O grande problema é que esta questão poderá desencadear uma corrida armamentista na América do Sul. Na verdade, a vocação militarista da Venezuela já tem levado diversos países latino-americanos a procurar modernizar o seu aparato militar. Os casos da Argentina, que conclui a compra de equipamento militar russo, e do Brasil, que anunciou já o aumento das verbas destinadas à defesa, são os mais emblemáticos; mas também o Equador, o Peru e o Chile aumentaram já os seus gastos militares.
Preocupada com as questões militares, a Venezuela descura o lado interno da política, marcado por forte escassez de alimentos e medicamentos no mercado interno. Apesar de contar actualmente com uma renda proveniente do petróleo sem precedentes, a Venezuela tem tido, há meses, dificuldades em manter a oferta de alimentos e medicamentos. Um problema que muitos afirmam estar relacionado ao controlo dos preços instituído pelo governo, mas que as Autoridades atribuem a capitalistas inescrupulosos que escondem os bens de primeira necessidade. Seja por que for, a verdade é que Chávez já afirmou estar apenas à espera de um bom motivo para intervir e expropriar as grandes cadeias de produção e distribuição de alimentos.
Também em torno de Chávez paira a dúvida de saber se ele irá manter, como prometido, o diálogo com as Farc, especialmente depois do correspondente da Folha de São Paulo em Caracas, Fabiano Maisonnave, ter falado sobre as duas reféns das Forças Revolucionárias da Colômbia, Clara Rojas (ex-assessora da candidata presidencial Ingrid Betancourt) e Consuelo Gonzalez (ex-congressista), libertadas a 31 de Janeiro, na região da selva do Departamento colombiano de Guaviare.
Em matéria energética, ambientes mais serenos envolvem o Brasil e a Bolívia, com o agendamento da visita do vice-presidente boliviano, Álvaro Garcia Linera, ao país de Lula, para debater, juntamente com a Argentina, o fornecimento de gás boliviano. Parece necessário debater as prioridades da produção boliviana de gás, que está no limite e com dificuldades para atender à procura interna e externa. Sobretudo se pensarmos que o Brasil importa, da Bolívia, a maior parte do gás que consome (30 milhões de metros cúbicos), sendo o principal comprador do produto boliviano, também exportado para a Argentina.

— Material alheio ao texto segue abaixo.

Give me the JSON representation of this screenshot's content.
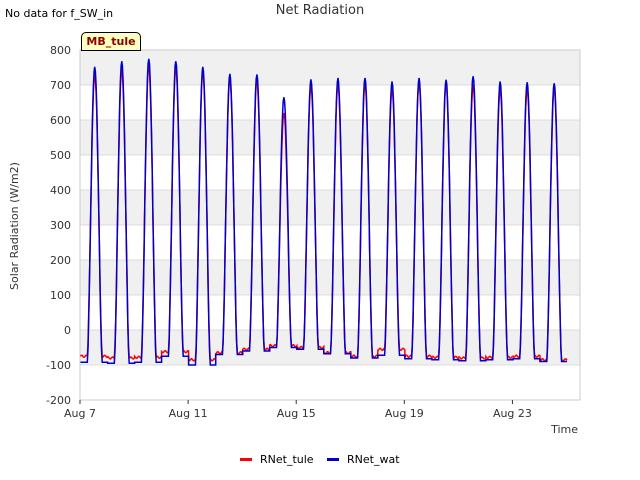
{
  "header": {
    "no_data_text": "No data for f_SW_in",
    "title": "Net Radiation"
  },
  "site_label": "MB_tule",
  "chart_data": {
    "type": "line",
    "title": "Net Radiation",
    "xlabel": "Time",
    "ylabel": "Solar Radiation (W/m2)",
    "ylim": [
      -200,
      800
    ],
    "yticks": [
      -200,
      -100,
      0,
      100,
      200,
      300,
      400,
      500,
      600,
      700,
      800
    ],
    "xlim": [
      7,
      25.5
    ],
    "xticks": [
      {
        "value": 7,
        "label": "Aug 7"
      },
      {
        "value": 11,
        "label": "Aug 11"
      },
      {
        "value": 15,
        "label": "Aug 15"
      },
      {
        "value": 19,
        "label": "Aug 19"
      },
      {
        "value": 23,
        "label": "Aug 23"
      }
    ],
    "grid": true,
    "legend_position": "bottom-center",
    "days": [
      7,
      8,
      9,
      10,
      11,
      12,
      13,
      14,
      15,
      16,
      17,
      18,
      19,
      20,
      21,
      22,
      23,
      24
    ],
    "series": [
      {
        "name": "RNet_tule",
        "color": "#ff0000",
        "peaks": [
          730,
          745,
          755,
          750,
          740,
          720,
          715,
          620,
          700,
          705,
          705,
          690,
          710,
          705,
          700,
          690,
          690,
          690
        ],
        "night": [
          -75,
          -80,
          -78,
          -62,
          -85,
          -65,
          -55,
          -45,
          -50,
          -65,
          -75,
          -55,
          -75,
          -78,
          -80,
          -78,
          -75,
          -85
        ]
      },
      {
        "name": "RNet_wat",
        "color": "#0000cc",
        "peaks": [
          752,
          768,
          775,
          768,
          752,
          732,
          730,
          665,
          716,
          720,
          720,
          710,
          720,
          715,
          725,
          710,
          708,
          705
        ],
        "night": [
          -92,
          -95,
          -92,
          -75,
          -100,
          -70,
          -60,
          -50,
          -55,
          -68,
          -80,
          -72,
          -82,
          -85,
          -88,
          -85,
          -82,
          -90
        ]
      }
    ]
  }
}
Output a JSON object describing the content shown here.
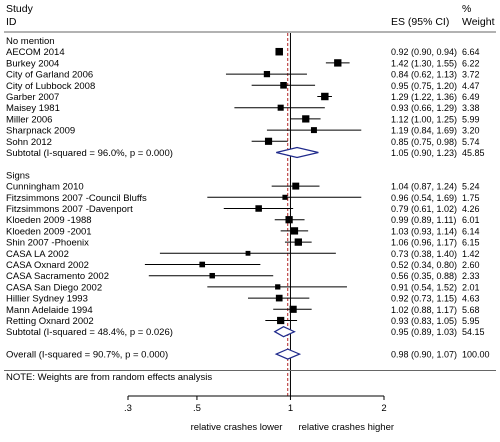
{
  "chart_data": {
    "type": "forest",
    "header": {
      "study_line1": "Study",
      "study_line2": "ID",
      "es_label": "ES (95% CI)",
      "weight_line1": "%",
      "weight_line2": "Weight"
    },
    "rows": [
      {
        "kind": "group",
        "label": "No mention"
      },
      {
        "kind": "study",
        "label": "AECOM 2014",
        "es": 0.92,
        "lo": 0.9,
        "hi": 0.94,
        "weight": 6.64,
        "ci_text": "0.92 (0.90, 0.94)",
        "weight_text": "6.64"
      },
      {
        "kind": "study",
        "label": "Burkey 2004",
        "es": 1.42,
        "lo": 1.3,
        "hi": 1.55,
        "weight": 6.22,
        "ci_text": "1.42 (1.30, 1.55)",
        "weight_text": "6.22"
      },
      {
        "kind": "study",
        "label": "City of Garland 2006",
        "es": 0.84,
        "lo": 0.62,
        "hi": 1.13,
        "weight": 3.72,
        "ci_text": "0.84 (0.62, 1.13)",
        "weight_text": "3.72"
      },
      {
        "kind": "study",
        "label": "City of Lubbock 2008",
        "es": 0.95,
        "lo": 0.75,
        "hi": 1.2,
        "weight": 4.47,
        "ci_text": "0.95 (0.75, 1.20)",
        "weight_text": "4.47"
      },
      {
        "kind": "study",
        "label": "Garber 2007",
        "es": 1.29,
        "lo": 1.22,
        "hi": 1.36,
        "weight": 6.49,
        "ci_text": "1.29 (1.22, 1.36)",
        "weight_text": "6.49"
      },
      {
        "kind": "study",
        "label": "Maisey 1981",
        "es": 0.93,
        "lo": 0.66,
        "hi": 1.29,
        "weight": 3.38,
        "ci_text": "0.93 (0.66, 1.29)",
        "weight_text": "3.38"
      },
      {
        "kind": "study",
        "label": "Miller 2006",
        "es": 1.12,
        "lo": 1.0,
        "hi": 1.25,
        "weight": 5.99,
        "ci_text": "1.12 (1.00, 1.25)",
        "weight_text": "5.99"
      },
      {
        "kind": "study",
        "label": "Sharpnack 2009",
        "es": 1.19,
        "lo": 0.84,
        "hi": 1.69,
        "weight": 3.2,
        "ci_text": "1.19 (0.84, 1.69)",
        "weight_text": "3.20"
      },
      {
        "kind": "study",
        "label": "Sohn 2012",
        "es": 0.85,
        "lo": 0.75,
        "hi": 0.98,
        "weight": 5.74,
        "ci_text": "0.85 (0.75, 0.98)",
        "weight_text": "5.74"
      },
      {
        "kind": "subtotal",
        "label": "Subtotal  (I-squared = 96.0%, p = 0.000)",
        "es": 1.05,
        "lo": 0.9,
        "hi": 1.23,
        "weight": 45.85,
        "ci_text": "1.05 (0.90, 1.23)",
        "weight_text": "45.85"
      },
      {
        "kind": "blank"
      },
      {
        "kind": "group",
        "label": "Signs"
      },
      {
        "kind": "study",
        "label": "Cunningham 2010",
        "es": 1.04,
        "lo": 0.87,
        "hi": 1.24,
        "weight": 5.24,
        "ci_text": "1.04 (0.87, 1.24)",
        "weight_text": "5.24"
      },
      {
        "kind": "study",
        "label": "Fitzsimmons 2007 -Council Bluffs",
        "es": 0.96,
        "lo": 0.54,
        "hi": 1.69,
        "weight": 1.75,
        "ci_text": "0.96 (0.54, 1.69)",
        "weight_text": "1.75"
      },
      {
        "kind": "study",
        "label": "Fitzsimmons 2007 -Davenport",
        "es": 0.79,
        "lo": 0.61,
        "hi": 1.02,
        "weight": 4.26,
        "ci_text": "0.79 (0.61, 1.02)",
        "weight_text": "4.26"
      },
      {
        "kind": "study",
        "label": "Kloeden 2009 -1988",
        "es": 0.99,
        "lo": 0.89,
        "hi": 1.11,
        "weight": 6.01,
        "ci_text": "0.99 (0.89, 1.11)",
        "weight_text": "6.01"
      },
      {
        "kind": "study",
        "label": "Kloeden 2009 -2001",
        "es": 1.03,
        "lo": 0.93,
        "hi": 1.14,
        "weight": 6.14,
        "ci_text": "1.03 (0.93, 1.14)",
        "weight_text": "6.14"
      },
      {
        "kind": "study",
        "label": "Shin 2007 -Phoenix",
        "es": 1.06,
        "lo": 0.96,
        "hi": 1.17,
        "weight": 6.15,
        "ci_text": "1.06 (0.96, 1.17)",
        "weight_text": "6.15"
      },
      {
        "kind": "study",
        "label": "CASA LA 2002",
        "es": 0.73,
        "lo": 0.38,
        "hi": 1.4,
        "weight": 1.42,
        "ci_text": "0.73 (0.38, 1.40)",
        "weight_text": "1.42"
      },
      {
        "kind": "study",
        "label": "CASA Oxnard 2002",
        "es": 0.52,
        "lo": 0.34,
        "hi": 0.8,
        "weight": 2.6,
        "ci_text": "0.52 (0.34, 0.80)",
        "weight_text": "2.60"
      },
      {
        "kind": "study",
        "label": "CASA Sacramento 2002",
        "es": 0.56,
        "lo": 0.35,
        "hi": 0.88,
        "weight": 2.33,
        "ci_text": "0.56 (0.35, 0.88)",
        "weight_text": "2.33"
      },
      {
        "kind": "study",
        "label": "CASA San Diego 2002",
        "es": 0.91,
        "lo": 0.54,
        "hi": 1.52,
        "weight": 2.01,
        "ci_text": "0.91 (0.54, 1.52)",
        "weight_text": "2.01"
      },
      {
        "kind": "study",
        "label": "Hillier Sydney 1993",
        "es": 0.92,
        "lo": 0.73,
        "hi": 1.15,
        "weight": 4.63,
        "ci_text": "0.92 (0.73, 1.15)",
        "weight_text": "4.63"
      },
      {
        "kind": "study",
        "label": "Mann Adelaide 1994",
        "es": 1.02,
        "lo": 0.88,
        "hi": 1.17,
        "weight": 5.68,
        "ci_text": "1.02 (0.88, 1.17)",
        "weight_text": "5.68"
      },
      {
        "kind": "study",
        "label": "Retting Oxnard 2002",
        "es": 0.93,
        "lo": 0.83,
        "hi": 1.05,
        "weight": 5.95,
        "ci_text": "0.93 (0.83, 1.05)",
        "weight_text": "5.95"
      },
      {
        "kind": "subtotal",
        "label": "Subtotal  (I-squared = 48.4%, p = 0.026)",
        "es": 0.95,
        "lo": 0.89,
        "hi": 1.03,
        "weight": 54.15,
        "ci_text": "0.95 (0.89, 1.03)",
        "weight_text": "54.15"
      },
      {
        "kind": "blank"
      },
      {
        "kind": "overall",
        "label": "Overall  (I-squared = 90.7%, p = 0.000)",
        "es": 0.98,
        "lo": 0.9,
        "hi": 1.07,
        "weight": 100.0,
        "ci_text": "0.98 (0.90, 1.07)",
        "weight_text": "100.00"
      },
      {
        "kind": "blank"
      },
      {
        "kind": "note",
        "label": "NOTE: Weights are from random effects analysis"
      }
    ],
    "x_scale": "log",
    "xlim": [
      0.3,
      2.0
    ],
    "x_ticks": [
      {
        "value": 0.3,
        "label": ".3"
      },
      {
        "value": 0.5,
        "label": ".5"
      },
      {
        "value": 1,
        "label": "1"
      },
      {
        "value": 2,
        "label": "2"
      }
    ],
    "null_line": 1,
    "overall_line": 0.98,
    "x_captions": {
      "left": "relative crashes lower",
      "right": "relative crashes higher"
    },
    "colors": {
      "ink": "#000000",
      "diamond": "#1f2a8c",
      "overall_line": "#b22222",
      "rule": "#666666"
    }
  }
}
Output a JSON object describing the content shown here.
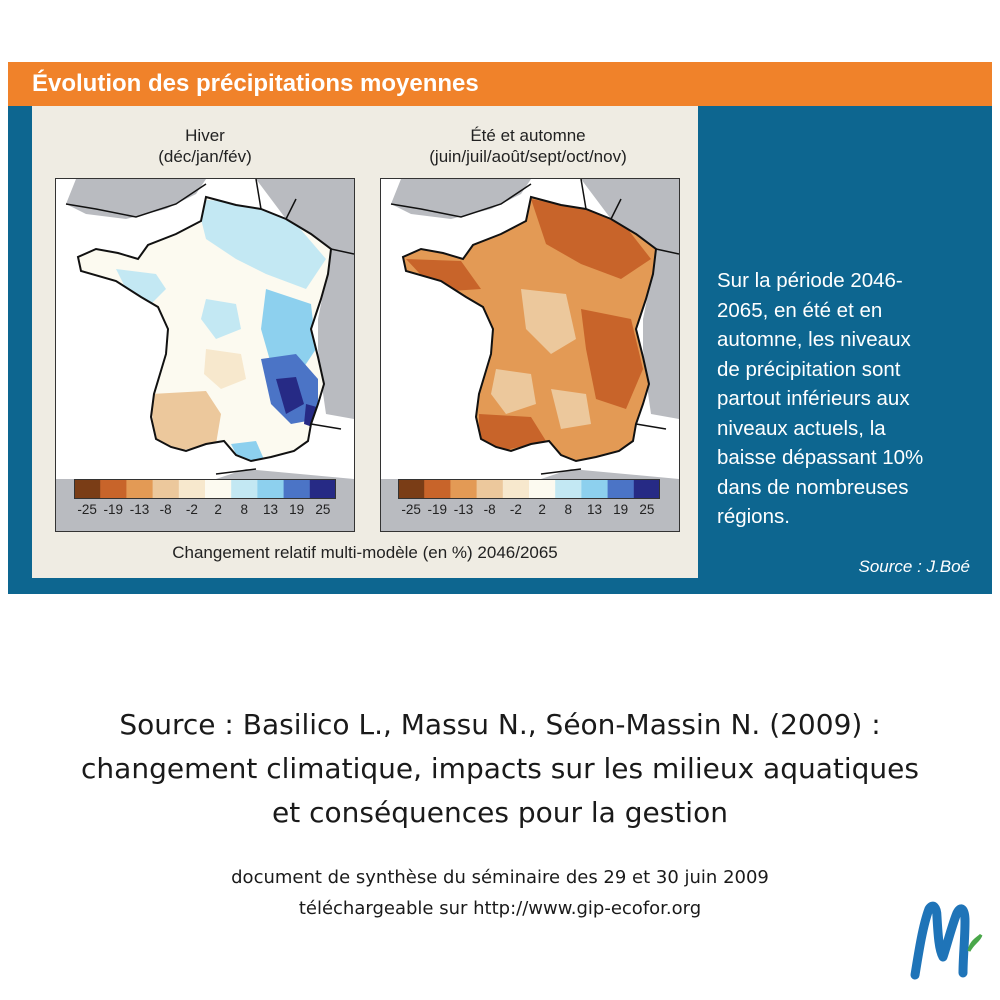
{
  "header": {
    "title": "Évolution des précipitations moyennes"
  },
  "maps": [
    {
      "id": "winter",
      "title_line1": "Hiver",
      "title_line2": "(déc/jan/fév)"
    },
    {
      "id": "summer",
      "title_line1": "Été et automne",
      "title_line2": "(juin/juil/août/sept/oct/nov)"
    }
  ],
  "colorbar": {
    "tick_labels": [
      "-25",
      "-19",
      "-13",
      "-8",
      "-2",
      "2",
      "8",
      "13",
      "19",
      "25"
    ],
    "colors": [
      "#7a3d16",
      "#c8642a",
      "#e39a55",
      "#ecc89c",
      "#f7e8cd",
      "#fcfaf0",
      "#c3e8f3",
      "#8dd0ee",
      "#4b74c6",
      "#262a85"
    ],
    "caption": "Changement relatif multi-modèle (en %) 2046/2065"
  },
  "side_panel": {
    "lines": [
      "Sur la période 2046-",
      "2065, en été et en",
      "automne, les niveaux",
      "de précipitation sont",
      "partout inférieurs aux",
      "niveaux actuels, la",
      "baisse dépassant 10%",
      "dans de nombreuses",
      "régions."
    ],
    "source": "Source  : J.Boé"
  },
  "citation": {
    "lines": [
      "Source : Basilico L., Massu N., Séon-Massin N. (2009) :",
      "changement climatique, impacts sur les milieux aquatiques",
      "et conséquences pour la gestion"
    ],
    "sub_lines": [
      "document de synthèse du séminaire des 29 et 30 juin 2009",
      "téléchargeable sur http://www.gip-ecofor.org"
    ]
  },
  "colors": {
    "orange_banner": "#f0822a",
    "blue_panel": "#0d6690",
    "figure_bg": "#efece3",
    "sea_land_gray": "#b9bbc0"
  },
  "logo": {
    "icon": "m-brand-logo-icon"
  }
}
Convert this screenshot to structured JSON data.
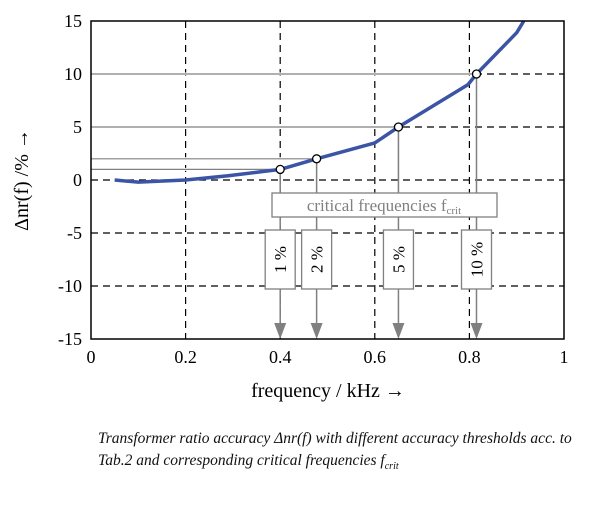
{
  "chart_data": {
    "type": "line",
    "xlabel": "frequency / kHz →",
    "ylabel": "Δnr(f) /% →",
    "xlim": [
      0,
      1
    ],
    "ylim": [
      -15,
      15
    ],
    "xticks": [
      "0",
      "0.2",
      "0.4",
      "0.6",
      "0.8",
      "1"
    ],
    "yticks": [
      "15",
      "10",
      "5",
      "0",
      "-5",
      "-10",
      "-15"
    ],
    "xtick_values": [
      0,
      0.2,
      0.4,
      0.6,
      0.8,
      1
    ],
    "ytick_values": [
      15,
      10,
      5,
      0,
      -5,
      -10,
      -15
    ],
    "grid": true,
    "series": [
      {
        "x": [
          0.05,
          0.1,
          0.2,
          0.29,
          0.4,
          0.477,
          0.6,
          0.65,
          0.797,
          0.815,
          0.9,
          0.915
        ],
        "y": [
          0,
          -0.2,
          0,
          0.4,
          1,
          2,
          3.5,
          5,
          9,
          10,
          13.9,
          15
        ],
        "color": "#3b54a5"
      }
    ],
    "critical_points": [
      {
        "x": 0.4,
        "y": 1,
        "label": "1 %"
      },
      {
        "x": 0.477,
        "y": 2,
        "label": "2 %"
      },
      {
        "x": 0.65,
        "y": 5,
        "label": "5 %"
      },
      {
        "x": 0.815,
        "y": 10,
        "label": "10 %"
      }
    ],
    "annotation": {
      "text": "critical frequencies f",
      "sub": "crit"
    }
  },
  "caption": {
    "text": "Transformer ratio accuracy Δnr(f) with different accuracy thresholds acc. to Tab.2 and corresponding critical frequencies f",
    "sub": "crit"
  }
}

Centrado nesta conjuntura regional e interna, o Brasil anseia pelas Olimpíadas de Pequim, daqui a exactos seis meses. Com 152 atletas confirmados em 19 modalidades diferentes, o Brasil espera, todavia, que, até ao dia 8 de Agosto, a delegação chegue aos 247 atletas. Ao menos, é esta a expectativa do Comité Olímpico Brasileiro (COB), enquanto o país e o povo vão já sonhando com as medalhas douradas.